Dopeology attempts to list every doping incident and offense that has occured since 1980, and allows a search by rider, event or even product. Thus, you can have a look at who exactly has tested positive for EPO, or look at who is involved in certain incidents. Impressively, this is all backed up by sources as well, creating a strong primary/secondary source base, although you do occasionally have to be careful. For instance, the idea that someone has ‘never tested positive’ and all the inferences drawn from that does mean something on the site, as in blind allegations lacking in truth or evidence do not get on the site, although things such as the Manatova investigation includes the name of Damiano Cunego. Saying that, Andy Schleck, a rider the internet seems convinced is a cheat, doesn’t have a page due to there being no evidence, but putting in his name does bring up plenty of stuff about his brother Frank. The site is also seemingly keen to avoid possible litigation – there are some interesting examples of certain riders who do not have certain products named against them that they should, which evidently I don’t want to be sued for either so I won’t bring it up!
So Dopeology is good fun for a browse around who has taken what, especially in an age when a number of riders are back after bans such as David Millar, Michele Scarponi, Ivan Basso and the like.
Climbing Records – http://http://www.climbing-records.com/
Run by a blogger called Mihai Simion, Climbing Records is a blogspot-esque page where Simion runs a stopwatch to record the climbing times of various riders up a variety of climbs, ranging from the tiny to the mythical. He updates the climbs whenever the riders goes up, highlighting the new times in the record if they appear.
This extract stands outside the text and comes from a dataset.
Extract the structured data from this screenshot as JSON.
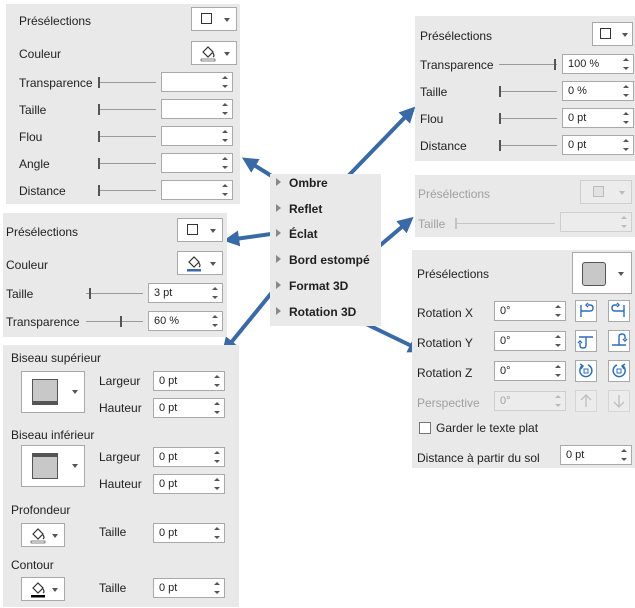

It is a little tricky to navigate, but the depth of historical knowledge it can open up and allow if you want to do some comparison is great.
Climbing Times – http://tour-manager.freehostia.com/climbingtimes.htm
In a similar vain to Climbing Records, climbing times tries to rank riders based on their Watts per Kilo performance, given that metric is infamous with success, especially thanks to Lance Armstrong’s much aimed for 6.7 figure supposedly being enough to conquer the Tour. The site is aiming to provide a database of such a stats, as well as, it claims, hopefully adding VAM and other data, though it could do with a bit of explanation as to how it has got these figures. The armchair scientist is quickly becoming a problem in what I’d call ‘social media doping’ – where someone decides a rider is guilty of doping based on some tenuous calculations.
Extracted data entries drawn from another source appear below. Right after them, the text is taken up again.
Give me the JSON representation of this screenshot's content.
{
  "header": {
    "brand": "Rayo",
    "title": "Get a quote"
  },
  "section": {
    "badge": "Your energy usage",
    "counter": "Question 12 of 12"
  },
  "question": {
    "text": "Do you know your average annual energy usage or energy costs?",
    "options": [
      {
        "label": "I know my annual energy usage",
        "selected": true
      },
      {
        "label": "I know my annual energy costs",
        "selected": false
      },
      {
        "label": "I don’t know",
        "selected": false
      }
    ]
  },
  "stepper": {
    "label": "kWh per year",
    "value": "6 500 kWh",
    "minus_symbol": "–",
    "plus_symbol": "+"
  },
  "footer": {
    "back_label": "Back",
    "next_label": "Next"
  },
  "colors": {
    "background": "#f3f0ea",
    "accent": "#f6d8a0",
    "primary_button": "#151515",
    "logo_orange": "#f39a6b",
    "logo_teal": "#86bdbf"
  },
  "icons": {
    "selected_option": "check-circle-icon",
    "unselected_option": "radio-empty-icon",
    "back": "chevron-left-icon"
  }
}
An example is the Antoine Vayer book ‘Not Normal’, which I’ll review later, which claims to use ‘performance data’ as an indicator of doping. It has a flood of information on how they calculated the data they use to claim wattages and Watts per kilo figures, but no real explanation as to how it came up with the ‘suspicious’, ‘miraculous’ and ‘mutant’ performance categories it creates, nor why riders who have admitted doping have performances that don’t come into these categories. There is much to be said about this approach, as hopefully I’ll get to write at some point, but the use if sites like climbing times will probably lead to an increase in so called ‘performance doping’ indicators.